Die Gruppe sah sie an. Ihr wurde unwohl unter den stechenden Blicken der Fremden.
»Nein, danke, hab noch«, meinte das Mädchen, dessen Name sie nicht kannte, und zog als Beweis eine halb leere Schachtel Malboro aus der Tasche ihrer Lederjacke. Auch die anderen lehnten dankend ab.
»Ashley, du wirst nicht glauben, was passiert ist!«, brach schließlich Holly das Eis und ließ sich auf den Schoß des Mädchens, das offenbar Ashley hieß, plumpsen.
Es schien Ashley wenig auszumachen. Sofort schenkte sie der Kleinen ihre ganze Aufmerksamkeit.
Clara kam sich fehl am Platz vor. Wie sie da vor den Leuten stand und rauchte. Ihre Anwesenheit war nicht von Bedeutung. In ihrem Kopf bildete sich schon der Satz. „Ich geh dann mal. Euch noch viel Spaß.“
Doch noch bevor sie die Worte aussprechen konnte, wurde sie aus ihren Gedanken gerissen.
»Wohnst du hier?«, fragte der Junge, der sie zuerst begrüßt hatte.
Clara nickte. »Und du?«
»Bin erst vor 2 Monaten her gezogen, aber ja.«
Sie nickte wieder, verständnisvoll.
»Ich heiße übrigens Kyle.«
»Hey.«
Und Kyle sagte:»Hey.«
Dann lächelte er. Und Clara bemühte sich, zurückzulächeln.
»Na dann, ich gehe mal.
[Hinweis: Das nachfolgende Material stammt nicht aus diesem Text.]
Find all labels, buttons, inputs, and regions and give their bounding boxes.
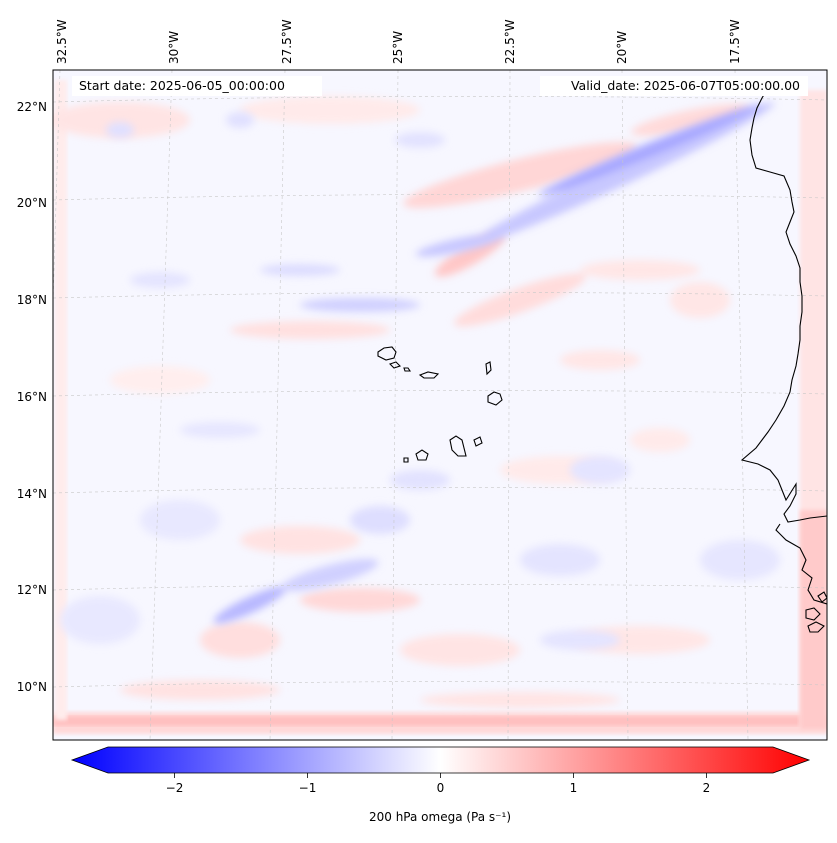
lat-label-18n: 18°N xyxy=(17,293,47,307)
colorbar-tick-label: −1 xyxy=(299,781,317,795)
start-date-box xyxy=(72,76,322,96)
fogo-island xyxy=(415,449,429,461)
lon-label-30w: 30°W xyxy=(167,31,181,64)
lat-label-14n: 14°N xyxy=(17,487,47,501)
boundary-band-left xyxy=(55,80,67,720)
santo-antao-island xyxy=(377,346,397,361)
lon-label-27-5w: 27.5°W xyxy=(280,19,294,64)
coastlines xyxy=(377,87,827,633)
lat-label-12n: 12°N xyxy=(17,583,47,597)
lat-label-10n: 10°N xyxy=(17,680,47,694)
start-date-label: Start date: 2025-06-05_00:00:00 xyxy=(79,78,285,93)
africa-coastline-south xyxy=(775,523,827,605)
meridian-22-5w xyxy=(507,70,511,740)
parallel-12n xyxy=(53,584,827,591)
sao-nicolau-island xyxy=(418,371,440,379)
parallel-10n xyxy=(53,681,827,688)
santiago-island xyxy=(449,435,467,457)
lat-label-22n: 22°N xyxy=(17,100,47,114)
lon-label-17-5w: 17.5°W xyxy=(728,19,742,64)
map-panel: Start date: 2025-06-05_00:00:00 Valid_da… xyxy=(52,69,828,741)
sao-vicente-island xyxy=(388,361,402,369)
colorbar-tick-label: −2 xyxy=(166,781,184,795)
lon-label-20w: 20°W xyxy=(615,31,629,64)
meridian-27-5w xyxy=(269,70,286,740)
boundary-band-bottom-core xyxy=(53,716,827,726)
parallel-16n xyxy=(53,390,827,397)
lat-label-16n: 16°N xyxy=(17,390,47,404)
lat-label-20n: 20°N xyxy=(17,196,47,210)
meridian-25w xyxy=(391,70,399,740)
sal-island xyxy=(485,361,492,376)
omega-field xyxy=(53,70,827,740)
africa-coastline xyxy=(740,87,827,523)
lon-label-25w: 25°W xyxy=(391,31,405,64)
lon-label-22-5w: 22.5°W xyxy=(503,19,517,64)
santa-luzia-island xyxy=(403,367,412,372)
colorbar-tick-label: 0 xyxy=(437,781,445,795)
colorbar-tick-label: 2 xyxy=(703,781,711,795)
bijagos-islands xyxy=(805,591,827,633)
map-frame xyxy=(52,69,828,741)
meridian-30w xyxy=(149,70,173,740)
negative-omega-patches xyxy=(60,102,780,650)
meridian-20w xyxy=(621,70,629,740)
parallel-22n xyxy=(53,96,827,103)
colorbar: −2 −1 0 1 2 200 hPa omega (Pa s⁻¹) xyxy=(70,746,811,824)
graticule xyxy=(53,70,827,740)
parallel-14n xyxy=(53,487,827,494)
lon-label-32-5w: 32.5°W xyxy=(55,19,69,64)
map-background xyxy=(53,70,827,740)
parallel-18n xyxy=(53,292,827,299)
colorbar-label: 200 hPa omega (Pa s⁻¹) xyxy=(369,810,511,824)
meridian-17-5w xyxy=(734,70,749,740)
colorbar-ticks: −2 −1 0 1 2 xyxy=(166,773,711,795)
longitude-labels: 32.5°W 30°W 27.5°W 25°W 22.5°W 20°W 17.5… xyxy=(55,19,742,64)
brava-island xyxy=(403,457,409,463)
parallel-20n xyxy=(53,194,827,201)
latitude-labels: 22°N 20°N 18°N 16°N 14°N 12°N 10°N xyxy=(17,100,47,694)
valid-date-box xyxy=(540,76,808,96)
positive-omega-patches xyxy=(53,96,749,708)
valid-date-label: Valid_date: 2025-06-07T05:00:00.00 xyxy=(571,78,800,93)
colorbar-gradient xyxy=(70,746,811,774)
maio-island xyxy=(473,436,483,447)
boa-vista-island xyxy=(487,391,503,406)
colorbar-tick-label: 1 xyxy=(570,781,578,795)
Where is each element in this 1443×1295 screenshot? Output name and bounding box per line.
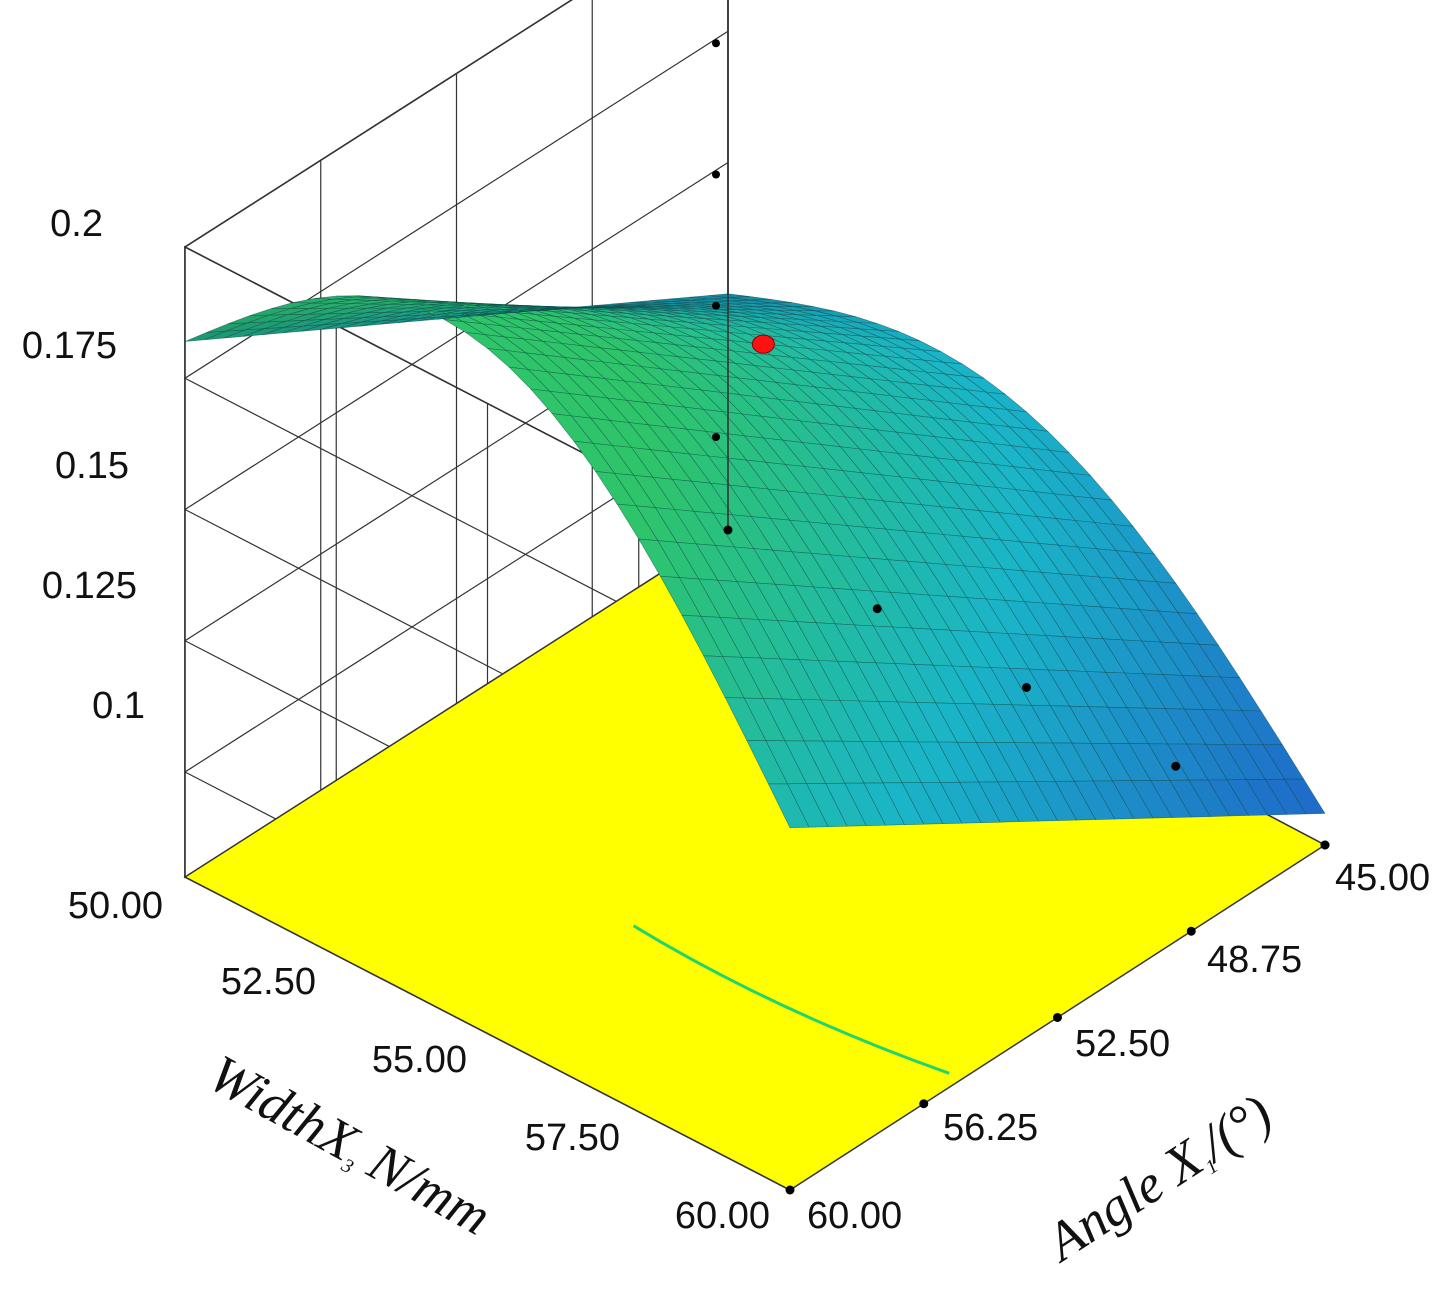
angle-tick-mark — [1187, 927, 1196, 936]
angle-tick-label: 60.00 — [807, 1195, 902, 1237]
width-tick-mark — [1171, 762, 1180, 771]
z-tick-label: 0.175 — [22, 325, 117, 367]
z-tick-mark — [712, 39, 720, 47]
width-tick-label: 52.50 — [221, 961, 316, 1003]
angle-tick-mark — [919, 1099, 928, 1108]
angle-axis-title-main: Angle X — [1033, 1127, 1215, 1274]
z-tick-mark — [712, 433, 720, 441]
z-tick-label: 0.1 — [92, 685, 145, 727]
z-tick-mark — [712, 302, 720, 310]
angle-tick-label: 56.25 — [943, 1107, 1038, 1149]
z-tick-label: 0.15 — [55, 445, 129, 487]
z-axis-ticks: 0.1 0.125 0.15 0.175 0.2 — [22, 203, 145, 727]
angle-tick-label: 52.50 — [1075, 1023, 1170, 1065]
width-tick-mark — [1022, 683, 1031, 692]
width-tick-label: 57.50 — [525, 1117, 620, 1159]
width-tick-label: 55.00 — [372, 1039, 467, 1081]
width-tick-mark — [873, 604, 882, 613]
width-axis-title-main: WidthX — [199, 1043, 369, 1174]
z-tick-mark — [712, 171, 720, 179]
angle-tick-mark — [1321, 841, 1330, 850]
z-tick-label: 0.2 — [50, 203, 103, 245]
angle-tick-label: 45.00 — [1335, 857, 1430, 899]
width-tick-label: 60.00 — [675, 1195, 770, 1237]
design-point — [752, 335, 774, 353]
angle-tick-mark — [786, 1186, 795, 1195]
width-tick-label: 50.00 — [68, 885, 163, 927]
width-axis-title-unit: N/mm — [347, 1125, 501, 1247]
z-tick-label: 0.125 — [42, 565, 137, 607]
angle-axis-title: Angle X1/(°) — [1033, 1083, 1283, 1275]
angle-tick-label: 48.75 — [1207, 939, 1302, 981]
width-tick-mark — [724, 526, 733, 535]
angle-tick-mark — [1053, 1013, 1062, 1022]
Viel Spaß euch noch!«
Mit diesen Worten drehte sich Clara auf dem Absatz um und wäre beinahe losgerannt, hätte Kyle sie nicht aufgehalten.
»Lust, mal mit uns in den Park zu gehen?«
Sie überlegte nicht lange:»Mal schauen.«
»Nächste Woche Samstag treffen wir uns um 10 im Orangeriepark. Wäre schön, wenn du kommst.« - »Mhm.«
»Mach's gut!«, rief Kyle.
»Ja, ihr auch.«
Dann ging Clara. Sie schaute nicht, ob sich noch jemanden der Truppe nach ihr umsah. Ehrlich gesagt war es ihr auch egal. „Wäre schön, wenn du kommst.“ Wohl kaum, murmelte sie in sich hinein und eilte nach Hause.